「ズレたリアリティが惜しい。しかしすごい爆発力」威風堂々 奨学金って言い方やめてもらっていいですか? かみさんの映画レビュー(感想・評価)
ズレたリアリティが惜しい。しかしすごい爆発力
こういうテーマをぜひ映画で取り上げて欲しいと思う。だからこそ、いろいろ現実認識がズレているのが惜しかった。

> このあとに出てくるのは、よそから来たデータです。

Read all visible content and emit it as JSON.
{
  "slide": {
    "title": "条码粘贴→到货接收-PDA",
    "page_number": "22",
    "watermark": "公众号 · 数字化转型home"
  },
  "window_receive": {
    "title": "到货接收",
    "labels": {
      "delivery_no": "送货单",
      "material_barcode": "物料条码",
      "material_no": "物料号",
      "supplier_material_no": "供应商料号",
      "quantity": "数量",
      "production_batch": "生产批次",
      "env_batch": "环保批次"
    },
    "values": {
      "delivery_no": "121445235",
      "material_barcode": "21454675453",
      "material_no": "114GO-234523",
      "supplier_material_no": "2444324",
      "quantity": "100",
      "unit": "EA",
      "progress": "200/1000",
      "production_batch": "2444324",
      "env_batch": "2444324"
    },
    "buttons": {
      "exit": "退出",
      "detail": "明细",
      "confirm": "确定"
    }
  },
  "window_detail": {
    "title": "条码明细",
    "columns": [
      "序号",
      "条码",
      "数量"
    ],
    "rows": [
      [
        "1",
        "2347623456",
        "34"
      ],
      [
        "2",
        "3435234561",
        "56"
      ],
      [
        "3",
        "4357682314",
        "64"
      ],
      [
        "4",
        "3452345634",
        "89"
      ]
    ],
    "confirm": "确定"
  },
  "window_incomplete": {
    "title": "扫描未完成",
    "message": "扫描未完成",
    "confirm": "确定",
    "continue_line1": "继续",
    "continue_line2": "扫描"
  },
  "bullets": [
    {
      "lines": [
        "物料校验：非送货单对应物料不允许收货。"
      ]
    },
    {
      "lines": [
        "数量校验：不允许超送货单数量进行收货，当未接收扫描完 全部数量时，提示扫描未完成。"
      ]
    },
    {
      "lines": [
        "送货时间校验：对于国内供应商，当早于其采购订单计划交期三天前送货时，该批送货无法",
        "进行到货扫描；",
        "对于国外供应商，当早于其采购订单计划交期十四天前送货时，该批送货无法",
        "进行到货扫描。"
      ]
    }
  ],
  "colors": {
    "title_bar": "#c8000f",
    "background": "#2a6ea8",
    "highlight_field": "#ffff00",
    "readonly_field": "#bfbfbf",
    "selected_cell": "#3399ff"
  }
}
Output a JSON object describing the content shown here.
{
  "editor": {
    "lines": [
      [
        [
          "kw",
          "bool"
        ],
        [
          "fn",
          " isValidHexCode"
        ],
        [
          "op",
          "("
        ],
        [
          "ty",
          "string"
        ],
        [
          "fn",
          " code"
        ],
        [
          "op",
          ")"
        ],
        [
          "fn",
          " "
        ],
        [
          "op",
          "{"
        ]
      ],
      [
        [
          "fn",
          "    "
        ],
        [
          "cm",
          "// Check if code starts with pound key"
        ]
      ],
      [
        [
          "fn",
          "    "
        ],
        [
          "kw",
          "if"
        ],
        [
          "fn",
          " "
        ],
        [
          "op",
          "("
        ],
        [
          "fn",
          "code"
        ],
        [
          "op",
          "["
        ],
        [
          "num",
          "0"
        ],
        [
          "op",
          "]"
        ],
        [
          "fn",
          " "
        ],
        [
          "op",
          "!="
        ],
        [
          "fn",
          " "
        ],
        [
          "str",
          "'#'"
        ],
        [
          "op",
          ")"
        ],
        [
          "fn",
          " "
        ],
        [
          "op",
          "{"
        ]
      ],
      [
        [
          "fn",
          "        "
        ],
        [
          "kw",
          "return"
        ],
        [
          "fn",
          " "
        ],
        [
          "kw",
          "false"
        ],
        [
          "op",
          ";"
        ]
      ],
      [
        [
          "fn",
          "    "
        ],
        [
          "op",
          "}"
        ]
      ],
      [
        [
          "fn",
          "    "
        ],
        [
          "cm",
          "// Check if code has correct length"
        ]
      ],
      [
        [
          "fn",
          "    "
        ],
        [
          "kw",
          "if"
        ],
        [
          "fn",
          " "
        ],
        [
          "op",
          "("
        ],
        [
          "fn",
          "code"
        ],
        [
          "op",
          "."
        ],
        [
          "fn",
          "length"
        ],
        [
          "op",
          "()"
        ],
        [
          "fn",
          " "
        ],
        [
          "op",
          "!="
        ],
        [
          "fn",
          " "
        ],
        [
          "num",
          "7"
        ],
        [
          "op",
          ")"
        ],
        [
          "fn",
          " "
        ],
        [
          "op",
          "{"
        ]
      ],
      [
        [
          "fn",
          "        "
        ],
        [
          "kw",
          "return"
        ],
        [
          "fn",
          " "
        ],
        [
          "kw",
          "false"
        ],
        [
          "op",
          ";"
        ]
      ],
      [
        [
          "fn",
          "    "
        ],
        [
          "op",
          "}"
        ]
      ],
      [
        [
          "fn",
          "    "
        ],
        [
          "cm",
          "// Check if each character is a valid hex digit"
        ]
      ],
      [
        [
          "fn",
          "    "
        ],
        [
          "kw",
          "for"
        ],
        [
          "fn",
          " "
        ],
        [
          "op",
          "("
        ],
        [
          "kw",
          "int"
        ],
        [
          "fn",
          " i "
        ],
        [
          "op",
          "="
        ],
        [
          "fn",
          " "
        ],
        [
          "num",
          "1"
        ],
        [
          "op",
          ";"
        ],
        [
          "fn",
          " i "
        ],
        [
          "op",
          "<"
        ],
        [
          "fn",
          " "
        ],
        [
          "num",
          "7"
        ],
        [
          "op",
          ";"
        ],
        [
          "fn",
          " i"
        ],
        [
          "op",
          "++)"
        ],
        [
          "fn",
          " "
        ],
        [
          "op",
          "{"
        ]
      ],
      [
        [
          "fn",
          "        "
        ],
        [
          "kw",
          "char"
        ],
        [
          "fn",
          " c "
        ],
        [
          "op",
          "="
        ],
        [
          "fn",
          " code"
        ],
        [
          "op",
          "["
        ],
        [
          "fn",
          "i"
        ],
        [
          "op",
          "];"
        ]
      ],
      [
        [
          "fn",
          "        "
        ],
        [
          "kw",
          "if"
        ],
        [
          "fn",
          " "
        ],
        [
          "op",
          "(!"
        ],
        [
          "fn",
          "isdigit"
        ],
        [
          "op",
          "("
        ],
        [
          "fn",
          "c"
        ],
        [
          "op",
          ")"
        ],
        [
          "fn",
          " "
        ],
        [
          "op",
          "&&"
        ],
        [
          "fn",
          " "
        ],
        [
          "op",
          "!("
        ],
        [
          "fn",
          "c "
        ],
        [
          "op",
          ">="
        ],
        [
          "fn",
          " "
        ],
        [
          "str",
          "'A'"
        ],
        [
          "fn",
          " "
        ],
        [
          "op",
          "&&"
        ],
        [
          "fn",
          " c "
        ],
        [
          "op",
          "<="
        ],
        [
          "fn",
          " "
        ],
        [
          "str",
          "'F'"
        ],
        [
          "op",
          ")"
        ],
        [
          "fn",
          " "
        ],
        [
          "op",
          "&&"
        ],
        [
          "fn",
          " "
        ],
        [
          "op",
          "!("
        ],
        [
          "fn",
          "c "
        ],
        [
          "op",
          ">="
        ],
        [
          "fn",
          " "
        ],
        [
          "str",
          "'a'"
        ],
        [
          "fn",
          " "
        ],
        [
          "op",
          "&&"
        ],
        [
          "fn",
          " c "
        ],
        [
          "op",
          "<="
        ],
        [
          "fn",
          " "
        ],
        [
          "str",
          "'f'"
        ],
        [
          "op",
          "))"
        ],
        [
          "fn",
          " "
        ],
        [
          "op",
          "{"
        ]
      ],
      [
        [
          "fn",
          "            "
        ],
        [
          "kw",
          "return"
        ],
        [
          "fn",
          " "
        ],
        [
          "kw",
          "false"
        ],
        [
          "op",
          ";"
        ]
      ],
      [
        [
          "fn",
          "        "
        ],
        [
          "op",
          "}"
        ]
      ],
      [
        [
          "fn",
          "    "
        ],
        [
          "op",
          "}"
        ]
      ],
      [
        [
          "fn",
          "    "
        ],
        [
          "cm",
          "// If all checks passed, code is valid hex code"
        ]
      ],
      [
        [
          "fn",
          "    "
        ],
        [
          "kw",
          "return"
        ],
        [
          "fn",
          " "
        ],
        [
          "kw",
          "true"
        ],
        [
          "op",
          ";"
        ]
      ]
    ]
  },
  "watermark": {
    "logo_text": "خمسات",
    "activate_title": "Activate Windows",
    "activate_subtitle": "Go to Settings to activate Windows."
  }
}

主人公は壁に「国公立合格」とかの張り紙をして受験勉強するようなタイプ。進学した大学では、パパ活で貯金する奨学生に衝撃を受ける。こういう平均的な価値観を持っているわりに、YouTuber志願の恋人と簡単に同棲を始めるなど、どういう子を想定して描いているのかよくわからない。「良い学校、良い就職」というレールに乗った人生と、破天荒な行動の両極端だ。
たとえば真面目に生きようとしているのに現実に裏切られて疲弊し転落していくか、逆にもともとネジの緩んだ愛すべきキャラクターなのか。そういう描き方をすれば主人公に共感できたと思う。
残り3人の大学生もYouTuber、パパ活女子、政治家志望などレールを外れた人ばかりで、大人が「若者の流行」を無理やり描いている感あり。しかし奨学金問題を描くなら、普通に学歴を必要としている学生の姿を描いたほうがいいのでは。現実には大学進学率が上がり、多くの人が学歴を必要としているのだから(つまり、それなりに合理的な評価システムだし、だからこそ進学費用を公的に負担すべきなのだ)。
しかし、何か「絶対訴えたいことがある」という信念が画面から伝わり、爆発力のある映画ではあった。とくに池田朱那さんは「17歳は止まらない」に続いて鬼気迫る演技。「ちょっと無理があるかな」という人物像に説得力を持たせてしまうところ、逆に演者としてのすごさを感じる。昭和のドラマから出てきたような少しキンキンした声、台詞の読み方が独特で魅力的。
大学進学をもう少し若者の視線で切実に伝える映画としては、「ぬけろ、メビウス!!」をお勧めしたい。